If you missed it already, the countdown of the Golazo 50 2017 began last week so you can catch 50-46 here and if you don’t know what this is, it is the annual look at the 50 best young players in Argentina.
All the information about the list is in the first part so let’s get on with part two: 45-41…
Jonathan Silva seems to have been around for ages and despite not yet fulfilling his potential, the fact that he is young enough to still make this list is evidence of just how much the full back could still achieve.
After excelling as a teenager with Estudiantes, a switch to Sporting perhaps came a little too soon and so despite making an international debut already, Silva took the perceived backward step last season of returning to Argentina on loan. Competition at Boca in the form of Frank Fabra was fierce but the 23-year-old finished the season strongly as Los Xeneizes lifted the title and Silva is now back in Lisbon.
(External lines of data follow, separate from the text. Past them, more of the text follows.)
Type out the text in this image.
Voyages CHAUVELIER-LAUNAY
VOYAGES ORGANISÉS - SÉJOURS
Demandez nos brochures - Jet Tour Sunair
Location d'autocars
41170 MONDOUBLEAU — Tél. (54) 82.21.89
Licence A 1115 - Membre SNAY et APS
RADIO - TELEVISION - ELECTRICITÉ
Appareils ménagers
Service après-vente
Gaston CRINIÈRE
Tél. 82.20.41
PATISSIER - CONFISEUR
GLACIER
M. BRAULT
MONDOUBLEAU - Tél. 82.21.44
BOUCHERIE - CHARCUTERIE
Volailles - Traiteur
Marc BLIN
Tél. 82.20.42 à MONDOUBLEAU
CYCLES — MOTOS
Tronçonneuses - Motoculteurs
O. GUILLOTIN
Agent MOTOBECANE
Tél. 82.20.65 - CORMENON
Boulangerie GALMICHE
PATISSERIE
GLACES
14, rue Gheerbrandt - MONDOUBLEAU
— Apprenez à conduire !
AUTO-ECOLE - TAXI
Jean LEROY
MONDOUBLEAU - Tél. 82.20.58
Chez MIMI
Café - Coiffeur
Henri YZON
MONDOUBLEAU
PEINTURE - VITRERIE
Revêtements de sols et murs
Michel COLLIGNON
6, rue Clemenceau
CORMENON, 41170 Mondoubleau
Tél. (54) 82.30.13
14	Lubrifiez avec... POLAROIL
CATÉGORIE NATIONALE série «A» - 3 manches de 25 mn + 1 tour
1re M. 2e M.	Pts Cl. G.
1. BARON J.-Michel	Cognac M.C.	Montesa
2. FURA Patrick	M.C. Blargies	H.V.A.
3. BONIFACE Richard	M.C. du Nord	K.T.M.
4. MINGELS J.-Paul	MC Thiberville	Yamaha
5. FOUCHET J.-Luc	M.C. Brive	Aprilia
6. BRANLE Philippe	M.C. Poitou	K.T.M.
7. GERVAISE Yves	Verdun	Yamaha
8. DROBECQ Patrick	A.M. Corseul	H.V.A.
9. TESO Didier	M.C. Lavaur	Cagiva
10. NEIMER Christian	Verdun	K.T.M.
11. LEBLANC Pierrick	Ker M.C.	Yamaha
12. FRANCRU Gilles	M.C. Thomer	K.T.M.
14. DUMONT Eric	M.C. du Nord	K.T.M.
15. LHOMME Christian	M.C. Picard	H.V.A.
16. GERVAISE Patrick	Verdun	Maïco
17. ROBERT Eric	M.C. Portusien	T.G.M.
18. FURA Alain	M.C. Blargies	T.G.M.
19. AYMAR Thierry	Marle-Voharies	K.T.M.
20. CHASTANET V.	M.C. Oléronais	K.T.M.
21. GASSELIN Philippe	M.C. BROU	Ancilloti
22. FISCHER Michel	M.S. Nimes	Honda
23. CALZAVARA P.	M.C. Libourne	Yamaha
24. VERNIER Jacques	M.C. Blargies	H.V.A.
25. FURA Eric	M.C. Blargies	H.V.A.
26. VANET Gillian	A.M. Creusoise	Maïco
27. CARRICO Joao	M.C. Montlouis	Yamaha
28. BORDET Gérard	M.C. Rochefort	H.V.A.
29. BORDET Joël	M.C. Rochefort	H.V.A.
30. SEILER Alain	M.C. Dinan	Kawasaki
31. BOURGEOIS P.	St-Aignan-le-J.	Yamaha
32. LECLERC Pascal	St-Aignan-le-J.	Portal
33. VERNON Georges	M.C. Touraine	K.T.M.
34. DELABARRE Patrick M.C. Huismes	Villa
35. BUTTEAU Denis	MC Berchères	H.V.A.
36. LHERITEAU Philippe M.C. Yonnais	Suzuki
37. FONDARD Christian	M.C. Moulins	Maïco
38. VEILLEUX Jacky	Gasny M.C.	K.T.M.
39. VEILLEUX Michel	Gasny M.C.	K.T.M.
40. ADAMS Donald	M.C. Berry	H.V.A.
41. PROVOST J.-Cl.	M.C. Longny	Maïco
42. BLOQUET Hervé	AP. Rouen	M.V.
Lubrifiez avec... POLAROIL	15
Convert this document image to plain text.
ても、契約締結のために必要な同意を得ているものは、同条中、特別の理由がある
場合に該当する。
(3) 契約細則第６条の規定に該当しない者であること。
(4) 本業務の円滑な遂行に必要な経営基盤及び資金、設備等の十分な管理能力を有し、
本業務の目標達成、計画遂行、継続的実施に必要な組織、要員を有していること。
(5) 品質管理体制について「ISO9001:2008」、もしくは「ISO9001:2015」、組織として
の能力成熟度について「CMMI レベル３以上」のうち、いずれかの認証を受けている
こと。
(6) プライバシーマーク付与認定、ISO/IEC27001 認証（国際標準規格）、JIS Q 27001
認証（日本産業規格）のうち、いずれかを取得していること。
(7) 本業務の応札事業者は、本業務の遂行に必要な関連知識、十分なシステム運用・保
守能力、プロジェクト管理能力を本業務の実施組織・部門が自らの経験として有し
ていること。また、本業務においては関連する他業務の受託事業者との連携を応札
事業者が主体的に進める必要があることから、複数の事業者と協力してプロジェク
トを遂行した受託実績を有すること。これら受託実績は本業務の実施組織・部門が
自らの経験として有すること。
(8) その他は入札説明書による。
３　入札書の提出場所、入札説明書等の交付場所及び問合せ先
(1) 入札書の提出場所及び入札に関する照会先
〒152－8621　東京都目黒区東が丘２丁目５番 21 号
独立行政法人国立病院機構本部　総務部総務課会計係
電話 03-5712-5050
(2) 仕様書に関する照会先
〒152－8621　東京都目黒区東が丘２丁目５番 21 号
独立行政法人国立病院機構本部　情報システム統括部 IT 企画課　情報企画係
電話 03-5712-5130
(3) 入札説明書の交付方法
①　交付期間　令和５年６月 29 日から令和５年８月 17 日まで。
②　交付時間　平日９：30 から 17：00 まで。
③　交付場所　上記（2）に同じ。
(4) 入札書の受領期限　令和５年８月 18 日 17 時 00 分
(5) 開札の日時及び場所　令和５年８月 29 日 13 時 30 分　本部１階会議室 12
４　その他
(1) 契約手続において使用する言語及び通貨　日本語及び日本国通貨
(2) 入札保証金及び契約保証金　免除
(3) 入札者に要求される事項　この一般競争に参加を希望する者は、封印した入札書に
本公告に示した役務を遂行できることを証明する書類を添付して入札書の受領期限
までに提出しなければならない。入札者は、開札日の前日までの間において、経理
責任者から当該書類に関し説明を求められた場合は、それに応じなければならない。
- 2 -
The latest in a string of Argentine players to fall foul of CONMEBOL’s doping tests after international competition, Independiente defender Jorge Figal is now spending a spell on the sidelines and after an impressive season, it’s a real shame for both the 23-year-old and El Rojo.
Despite not being the tallest, Figal is a powerful centre back and after the sale of club captain Víctor Cuesta, ably stepped up to play an important role in the Primera’s best defence. Comfortable on the ball and a strong presence, the academy product benefitted hugely from a loan at Olimpo and will now be eager to return to action.
The wonderkid tag has been stuck with Maxi Romero since before he even made his senior debut for Vélez Sarsfield and while Arsenal’s reported interest came and went with a serious knee injury, this summer has seen Liverpool linked with a move for the teenage centre forward.
A powerful, all-rounder, who can run in behind but also hold the ball up and pose an aerial threat, Romero scored twice for El Fortín last term. With relegation still a threat this year, Vélez will need to see more and providing the goals to do this should be the target ahead of any premature European move.
Those that haven’t been paying much attention to Boca Juniors’ academy sides over the past few years would have been excused for not knowing what to expect from Marcelo Torres before the under-20 Sudamericano in January. However, Chelo’s five goals helped Argentina secure a spot at the World Cup and suggested Boca have another talented number nine on their books.
Quick, physical and a predatory finisher, Torres now needs to take this into senior football and if that doesn’t come at La Bombonera then a loan spell to another Primera club would be hugely beneficial.